Jean and I spent hundreds of hours chatting and getting to know each other, including the fact that she and I had both been born Londoners within 23 miles of each other.  Jean had been rescuing Mexican feral dogs for years and there were 14 dogs in her house in San Carlos.  So many of those dogs loved me from the start.  It seemed like the most beautiful Christmas I could have wished for.  In such stark contrast to just a year ago.

Mexican sunset! San Carlos, 2nd January, 2008.
Mexican sunset! San Carlos, 2nd January, 2008.

In September, 2008 after selling the house in Devon, I moved out to San Carlos, Mexico.  Just me and Pharaoh who had been such a devoted friend, companion and confidant over the previous months.

In 2010, we moved to Payson in Arizona, some 80 miles NE of Phoenix. On November 20th, 2010 Jean and I were married.

The marriage of Jean and Paul wonderfully supported by Diane, maid of honour, and best man, Dan Gomez.
The marriage of Jean and Paul wonderfully supported by Diane, maid of honour, and best man, Dan Gomez.

Releasing the Fergus in me and all of us.

What Peter Bloch wrote yesterday was so true.  A dog can only be a happy, fulfilled dog, if allowed to be the true dog that is in him or her.  Despite the fact that humans are primates and dogs are canids like wolves, coyotes, and foxes, it still holds as true for us humans as it did for Fergus.

We can only be happy, to put it in the words of Fergus, “happy, energised, purposeful and fulfilled in every way.” if we are given the freedom to be our self.
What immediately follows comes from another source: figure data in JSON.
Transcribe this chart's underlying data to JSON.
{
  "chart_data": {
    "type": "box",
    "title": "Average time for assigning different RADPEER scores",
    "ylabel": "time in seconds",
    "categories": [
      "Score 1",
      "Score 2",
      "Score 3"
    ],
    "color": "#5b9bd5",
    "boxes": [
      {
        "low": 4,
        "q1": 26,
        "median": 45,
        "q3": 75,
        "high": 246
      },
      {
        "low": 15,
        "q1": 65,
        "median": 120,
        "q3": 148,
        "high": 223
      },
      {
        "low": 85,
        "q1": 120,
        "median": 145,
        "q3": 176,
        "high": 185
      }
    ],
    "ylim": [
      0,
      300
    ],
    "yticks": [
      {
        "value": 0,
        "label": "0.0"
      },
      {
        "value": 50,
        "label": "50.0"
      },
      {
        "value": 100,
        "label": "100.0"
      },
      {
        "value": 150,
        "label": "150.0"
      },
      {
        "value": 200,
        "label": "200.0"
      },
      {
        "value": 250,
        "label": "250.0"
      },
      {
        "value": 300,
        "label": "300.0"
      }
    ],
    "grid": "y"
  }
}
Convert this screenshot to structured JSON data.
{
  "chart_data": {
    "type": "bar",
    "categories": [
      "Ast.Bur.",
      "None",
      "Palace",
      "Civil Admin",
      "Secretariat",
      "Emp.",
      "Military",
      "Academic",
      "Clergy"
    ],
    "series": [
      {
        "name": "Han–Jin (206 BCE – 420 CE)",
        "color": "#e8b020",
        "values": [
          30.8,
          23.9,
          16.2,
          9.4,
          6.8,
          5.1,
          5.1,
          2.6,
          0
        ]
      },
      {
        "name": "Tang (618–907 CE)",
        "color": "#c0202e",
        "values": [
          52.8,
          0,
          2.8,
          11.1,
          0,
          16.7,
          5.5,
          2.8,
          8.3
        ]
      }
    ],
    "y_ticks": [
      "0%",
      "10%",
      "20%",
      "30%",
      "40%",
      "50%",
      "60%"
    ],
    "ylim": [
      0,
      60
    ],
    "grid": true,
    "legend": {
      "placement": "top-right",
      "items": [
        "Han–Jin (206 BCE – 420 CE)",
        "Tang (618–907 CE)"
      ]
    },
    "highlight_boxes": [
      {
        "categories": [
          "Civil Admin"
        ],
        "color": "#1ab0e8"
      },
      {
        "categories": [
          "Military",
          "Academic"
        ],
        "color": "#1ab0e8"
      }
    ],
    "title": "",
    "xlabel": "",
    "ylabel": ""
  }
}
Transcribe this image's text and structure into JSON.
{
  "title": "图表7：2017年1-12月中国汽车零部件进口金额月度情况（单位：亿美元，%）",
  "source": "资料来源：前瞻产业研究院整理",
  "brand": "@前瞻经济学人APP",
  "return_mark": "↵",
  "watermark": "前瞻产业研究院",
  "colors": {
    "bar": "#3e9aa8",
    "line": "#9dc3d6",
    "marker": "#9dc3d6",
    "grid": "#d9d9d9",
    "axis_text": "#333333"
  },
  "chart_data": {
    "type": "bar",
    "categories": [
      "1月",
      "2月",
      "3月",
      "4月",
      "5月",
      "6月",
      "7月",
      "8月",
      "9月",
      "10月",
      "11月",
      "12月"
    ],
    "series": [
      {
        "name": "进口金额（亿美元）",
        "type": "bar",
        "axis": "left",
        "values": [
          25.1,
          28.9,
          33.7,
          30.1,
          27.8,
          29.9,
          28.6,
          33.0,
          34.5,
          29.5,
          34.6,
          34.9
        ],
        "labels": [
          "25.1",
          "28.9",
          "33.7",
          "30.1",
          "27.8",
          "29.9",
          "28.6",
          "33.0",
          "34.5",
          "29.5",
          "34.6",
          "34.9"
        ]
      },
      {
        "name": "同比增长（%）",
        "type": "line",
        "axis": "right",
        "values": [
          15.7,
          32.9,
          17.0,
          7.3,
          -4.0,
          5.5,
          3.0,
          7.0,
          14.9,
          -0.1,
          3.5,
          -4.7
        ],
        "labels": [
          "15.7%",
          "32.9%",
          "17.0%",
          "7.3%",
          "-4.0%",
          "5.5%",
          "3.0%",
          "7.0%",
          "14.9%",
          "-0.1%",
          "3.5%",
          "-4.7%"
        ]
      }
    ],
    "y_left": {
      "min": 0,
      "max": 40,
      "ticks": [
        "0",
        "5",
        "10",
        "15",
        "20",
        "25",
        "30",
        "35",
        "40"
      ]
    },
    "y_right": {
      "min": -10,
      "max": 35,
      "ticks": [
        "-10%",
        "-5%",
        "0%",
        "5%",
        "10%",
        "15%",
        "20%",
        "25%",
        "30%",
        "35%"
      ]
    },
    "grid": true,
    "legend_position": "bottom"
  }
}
So if you find that you, like Fergus, suffer from digestive problems, possibly have skin disorders and sometimes behave a little strangely take note – you need to find your healer!



Back in 2008 when Jon Lavin was working with me, I would take Pharaoh and he would lay on the floor behind my seat.  On one occasion Jon was talking about the findings of Dr. David Hawkins and his Scale of Consciousness; from falsehood to truthfulness. (See here and here for more details.)

Anyway that fateful day, Jon mentioned that Dr. Hawkins had measured dogs as being integrous animals.  That notion stayed with me and later I registered the domain name learningfromdogs (dot) com leading to – yes, you guessed it – this blog.  Funny old world.